The Internet of Things just keeps getting bigger …

Sales of wearables technology for fitness, mobile computing and much more are increasing 29 percent this year and will double by 2020 with smart watches overtaking smart wristbands as the most popular devices, according to a new report. But in near future, watch out for smart eyewear. Smart clothes, too. 

Research firm IDC forecasts sales of so-called wearables to hit 101.9 million by the end of the year compared to 79 million in 2015.

Wristbands such as Fitbit remain the most popular, but that trend will change, IDC reports.

Smart watches led by Apple, Moto and others will reach nearly 42 million in sales this year, up from 31.9 million year-over-year.
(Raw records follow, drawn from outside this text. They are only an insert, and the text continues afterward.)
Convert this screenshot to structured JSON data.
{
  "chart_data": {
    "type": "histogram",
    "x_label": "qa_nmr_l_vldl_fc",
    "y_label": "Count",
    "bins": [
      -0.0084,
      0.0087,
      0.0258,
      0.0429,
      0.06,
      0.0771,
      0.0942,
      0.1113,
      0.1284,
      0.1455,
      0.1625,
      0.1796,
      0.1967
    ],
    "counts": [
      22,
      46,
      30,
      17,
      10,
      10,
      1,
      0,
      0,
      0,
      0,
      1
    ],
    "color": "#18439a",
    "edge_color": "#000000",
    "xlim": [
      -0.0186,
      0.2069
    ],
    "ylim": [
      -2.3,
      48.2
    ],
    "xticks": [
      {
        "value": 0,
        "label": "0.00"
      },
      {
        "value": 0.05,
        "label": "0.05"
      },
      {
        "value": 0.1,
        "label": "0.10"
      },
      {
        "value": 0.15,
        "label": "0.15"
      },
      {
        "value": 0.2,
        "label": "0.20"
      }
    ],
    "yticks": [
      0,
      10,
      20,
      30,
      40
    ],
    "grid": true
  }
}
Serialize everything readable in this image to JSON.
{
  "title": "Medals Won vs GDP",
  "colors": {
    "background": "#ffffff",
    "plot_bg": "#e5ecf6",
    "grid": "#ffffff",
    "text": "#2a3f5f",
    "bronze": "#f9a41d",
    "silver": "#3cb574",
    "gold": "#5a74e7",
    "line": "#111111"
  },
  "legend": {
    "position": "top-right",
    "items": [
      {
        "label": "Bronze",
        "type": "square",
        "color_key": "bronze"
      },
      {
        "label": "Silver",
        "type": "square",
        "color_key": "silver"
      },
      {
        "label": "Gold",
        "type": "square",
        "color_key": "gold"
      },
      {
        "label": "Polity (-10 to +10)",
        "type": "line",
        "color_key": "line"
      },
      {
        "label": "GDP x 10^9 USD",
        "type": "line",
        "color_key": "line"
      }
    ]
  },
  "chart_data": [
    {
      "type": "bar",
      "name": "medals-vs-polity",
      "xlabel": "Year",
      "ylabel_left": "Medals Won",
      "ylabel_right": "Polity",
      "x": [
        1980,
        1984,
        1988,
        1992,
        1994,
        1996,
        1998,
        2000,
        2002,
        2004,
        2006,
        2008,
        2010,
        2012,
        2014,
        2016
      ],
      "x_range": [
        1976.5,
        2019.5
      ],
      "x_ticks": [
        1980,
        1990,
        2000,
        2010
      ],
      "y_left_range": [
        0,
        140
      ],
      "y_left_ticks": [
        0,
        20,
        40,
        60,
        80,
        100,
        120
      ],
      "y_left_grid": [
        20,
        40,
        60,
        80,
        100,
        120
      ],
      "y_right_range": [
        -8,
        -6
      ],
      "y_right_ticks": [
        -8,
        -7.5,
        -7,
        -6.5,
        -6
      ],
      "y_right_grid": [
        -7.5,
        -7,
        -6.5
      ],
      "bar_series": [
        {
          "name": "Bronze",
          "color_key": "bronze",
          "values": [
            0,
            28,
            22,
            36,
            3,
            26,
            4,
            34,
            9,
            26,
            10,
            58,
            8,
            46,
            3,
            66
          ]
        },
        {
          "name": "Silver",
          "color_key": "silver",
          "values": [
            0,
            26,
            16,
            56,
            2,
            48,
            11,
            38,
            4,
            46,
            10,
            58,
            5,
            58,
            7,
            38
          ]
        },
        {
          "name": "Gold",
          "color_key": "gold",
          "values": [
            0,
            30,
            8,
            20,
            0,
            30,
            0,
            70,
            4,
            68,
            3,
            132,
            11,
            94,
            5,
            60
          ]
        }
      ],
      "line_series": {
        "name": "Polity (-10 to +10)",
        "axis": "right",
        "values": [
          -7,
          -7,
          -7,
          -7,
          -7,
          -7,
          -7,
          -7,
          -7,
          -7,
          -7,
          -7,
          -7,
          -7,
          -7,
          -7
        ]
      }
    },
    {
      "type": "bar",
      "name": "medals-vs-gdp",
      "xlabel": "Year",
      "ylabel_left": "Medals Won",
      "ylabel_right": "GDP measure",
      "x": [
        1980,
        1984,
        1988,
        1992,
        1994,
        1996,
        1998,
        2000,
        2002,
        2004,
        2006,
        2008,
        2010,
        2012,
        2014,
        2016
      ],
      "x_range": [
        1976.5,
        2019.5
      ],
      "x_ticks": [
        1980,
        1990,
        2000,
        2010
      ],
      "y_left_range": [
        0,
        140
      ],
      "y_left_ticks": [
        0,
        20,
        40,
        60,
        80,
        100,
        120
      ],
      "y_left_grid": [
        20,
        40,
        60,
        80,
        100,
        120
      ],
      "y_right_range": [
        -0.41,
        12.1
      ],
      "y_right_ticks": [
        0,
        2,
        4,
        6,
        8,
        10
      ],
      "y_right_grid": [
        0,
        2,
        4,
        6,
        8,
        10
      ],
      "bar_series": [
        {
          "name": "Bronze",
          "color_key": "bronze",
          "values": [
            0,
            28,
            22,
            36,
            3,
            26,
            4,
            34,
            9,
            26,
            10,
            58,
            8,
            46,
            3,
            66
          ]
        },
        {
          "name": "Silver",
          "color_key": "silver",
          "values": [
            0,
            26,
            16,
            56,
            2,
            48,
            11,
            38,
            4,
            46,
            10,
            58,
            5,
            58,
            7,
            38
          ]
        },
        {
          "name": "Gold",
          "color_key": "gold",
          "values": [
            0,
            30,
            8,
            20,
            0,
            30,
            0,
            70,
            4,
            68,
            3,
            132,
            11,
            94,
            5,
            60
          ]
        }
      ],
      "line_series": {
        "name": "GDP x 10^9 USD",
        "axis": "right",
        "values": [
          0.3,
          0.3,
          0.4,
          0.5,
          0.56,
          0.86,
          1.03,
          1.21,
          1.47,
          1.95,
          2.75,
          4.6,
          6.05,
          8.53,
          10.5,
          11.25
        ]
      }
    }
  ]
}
Wristbands lead as they did a year ago with projected shipments of 51.4 million, up from 39.6 million.

However, within four years, smart watches as they add more capabilities will surge ahead to market dominance with 111.3 million sales compared to wristbands at 60.8 million.

Expected to increase substantially by 2020 will be a new generation of smart eyewear as the technology evolves the original vision of Google Glass and other players.

IDC projects 18.8 million smart eyewear sales in four years, up from some 200,000 today.

So-called smart clothing also will emerge in coming years with sales expected to reach 15.6 million from 2.2 million this year.

Smartphone sales are sagging while these smart wearables continue to grow. Why?

“Unlike the smartphone, which consolidated multiple technologies into one device, the wearables market is a collection of disparate devices,” said Jitesh Ubrani, senior research analyst for IDC Mobile Device Trackers.

“Watches and bands are and always will be popular, but the market will clearly benefit from the emergence of additional form factors, like clothing and eyewear, that will deliver new capabilities and experiences. Eyewear has a clear focus on the enterprise as it stands to complement or replace existing computing devices, particularly for workers in the field or on the factory floor. Meanwhile, clothing will take aim at the consumer, offering the ability to capture new forms of descriptive and prescriptive data.”